The bacterial voltage-gated sodium channel NavAb is a structural model for eukaryotic voltage-gated sodium channels, and it has been crystallized in both the pre-open and inactivated states (Payanadeh et al 2011, 2012). These structures revealed the general architecture of bacterial voltage-gated sodium channels and provided insight into mechanisms of voltage-sensing, electromechanical coupling, and the selective conductance of sodium ions. Comparison with structures of other bacterial sodium channels (Zhang et al 2012, Bagneris et al 2013) has also informed hypotheses of activation gating, an opening transition now thought to involve twisting movements of the S6 helix that ultimately result in an iris-like dilation of the intracellular ends of the four S6 segments. We sought to capture closed and open states in the same channel protein through x-ray crystallography and electrophysiological studies of mutations in the S6 of NavAb.
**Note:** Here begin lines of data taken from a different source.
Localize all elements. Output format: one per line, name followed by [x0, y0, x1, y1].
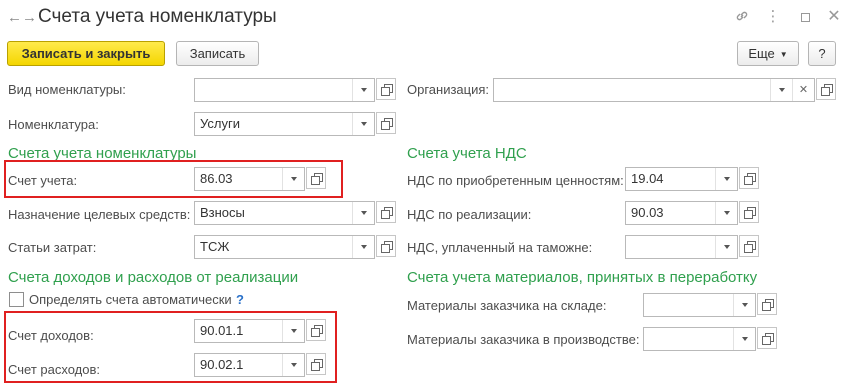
open-icon[interactable]: [757, 327, 777, 349]
vid-nomenclature-label: Вид номенклатуры:: [8, 82, 126, 97]
vat-sales-value: 90.03: [631, 205, 664, 220]
nomenclature-value: Услуги: [200, 116, 240, 131]
account-label: Счет учета:: [8, 173, 78, 188]
maximize-icon[interactable]: [797, 9, 813, 25]
organization-field[interactable]: ✕: [493, 78, 815, 102]
dropdown-arrow-icon[interactable]: [715, 202, 737, 224]
vid-nomenclature-field[interactable]: [194, 78, 375, 102]
open-icon[interactable]: [376, 201, 396, 223]
open-icon[interactable]: [306, 353, 326, 375]
dropdown-arrow-icon[interactable]: [282, 354, 304, 376]
costs-value: ТСЖ: [200, 239, 230, 254]
materials-production-field[interactable]: [643, 327, 756, 351]
open-icon[interactable]: [376, 112, 396, 134]
clear-icon[interactable]: ✕: [792, 79, 814, 101]
dropdown-arrow-icon[interactable]: [352, 79, 374, 101]
purpose-label: Назначение целевых средств:: [8, 207, 191, 222]
help-button[interactable]: ?: [808, 41, 836, 66]
income-account-value: 90.01.1: [200, 323, 244, 338]
open-icon[interactable]: [739, 167, 759, 189]
open-icon[interactable]: [816, 78, 836, 100]
dropdown-arrow-icon[interactable]: [282, 320, 304, 342]
open-icon[interactable]: [306, 319, 326, 341]
vat-customs-label: НДС, уплаченный на таможне:: [407, 240, 593, 255]
materials-warehouse-label: Материалы заказчика на складе:: [407, 298, 607, 313]
materials-warehouse-field[interactable]: [643, 293, 756, 317]
vat-customs-field[interactable]: [625, 235, 738, 259]
income-account-label: Счет доходов:: [8, 328, 94, 343]
expense-account-label: Счет расходов:: [8, 362, 100, 377]
more-button[interactable]: Еще ▼: [737, 41, 799, 66]
open-icon[interactable]: [376, 235, 396, 257]
expense-account-field[interactable]: 90.02.1: [194, 353, 305, 377]
open-icon[interactable]: [306, 167, 326, 189]
dropdown-arrow-icon[interactable]: [352, 113, 374, 135]
organization-label: Организация:: [407, 82, 490, 97]
auto-accounts-checkbox[interactable]: [9, 292, 24, 307]
help-question-icon[interactable]: ?: [236, 292, 244, 307]
forward-arrow-icon[interactable]: →: [22, 8, 37, 28]
open-icon[interactable]: [739, 201, 759, 223]
vat-purchased-label: НДС по приобретенным ценностям:: [407, 173, 624, 188]
section-materials: Счета учета материалов, принятых в перер…: [407, 269, 758, 286]
dropdown-arrow-icon[interactable]: [352, 202, 374, 224]
materials-production-label: Материалы заказчика в производстве:: [407, 332, 640, 347]
purpose-field[interactable]: Взносы: [194, 201, 375, 225]
purpose-value: Взносы: [200, 205, 245, 220]
income-account-field[interactable]: 90.01.1: [194, 319, 305, 343]
back-arrow-icon[interactable]: ←: [7, 8, 22, 28]
costs-label: Статьи затрат:: [8, 240, 97, 255]
dropdown-arrow-icon[interactable]: [715, 236, 737, 258]
dropdown-arrow-icon[interactable]: [715, 168, 737, 190]
section-income-expense: Счета доходов и расходов от реализации: [8, 269, 299, 286]
expense-account-value: 90.02.1: [200, 357, 244, 372]
vat-purchased-value: 19.04: [631, 171, 664, 186]
nomenclature-label: Номенклатура:: [8, 117, 99, 132]
account-field[interactable]: 86.03: [194, 167, 305, 191]
vat-sales-field[interactable]: 90.03: [625, 201, 738, 225]
more-button-label: Еще: [748, 46, 775, 61]
open-icon[interactable]: [757, 293, 777, 315]
chevron-down-icon: ▼: [779, 50, 788, 59]
costs-field[interactable]: ТСЖ: [194, 235, 375, 259]
link-icon[interactable]: [734, 9, 750, 25]
dropdown-arrow-icon[interactable]: [733, 294, 755, 316]
account-value: 86.03: [200, 171, 233, 186]
auto-accounts-label[interactable]: Определять счета автоматически: [29, 292, 232, 307]
window-title: Счета учета номенклатуры: [38, 6, 277, 27]
open-icon[interactable]: [376, 78, 396, 100]
close-icon[interactable]: ✕: [826, 9, 842, 25]
dropdown-arrow-icon[interactable]: [282, 168, 304, 190]
open-icon[interactable]: [739, 235, 759, 257]
vat-purchased-field[interactable]: 19.04: [625, 167, 738, 191]
more-vertical-icon[interactable]: ⋮: [765, 9, 781, 25]
dropdown-arrow-icon[interactable]: [733, 328, 755, 350]
vat-sales-label: НДС по реализации:: [407, 207, 532, 222]
dropdown-arrow-icon[interactable]: [770, 79, 792, 101]
save-button[interactable]: Записать: [176, 41, 259, 66]
dropdown-arrow-icon[interactable]: [352, 236, 374, 258]
nomenclature-field[interactable]: Услуги: [194, 112, 375, 136]
section-vat-accounts: Счета учета НДС: [407, 145, 527, 162]
save-and-close-button[interactable]: Записать и закрыть: [7, 41, 165, 66]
Our studies show that paired mutations of hydrophobic residues in the S6 helix can uncouple voltage-sensor movement from pore opening and thereby lock the channel in a permanently closed state in which the intracellular ends of the four S6 helices interact tightly with each other. On the other hand, truncation of the intracellular extensions of the S6 segments results in an open conformation of the activation gate. These analyses allow for comparison of the closed, open, and inactivated states of NavAB's activation gate, a first for a voltage-gated sodium channel. Our results help confirm and sharpen the previously hypotheses for the pore-opening transition of sodium channels and reveal key conformational changes that connect the closed, open, and inactivated states of NavAb.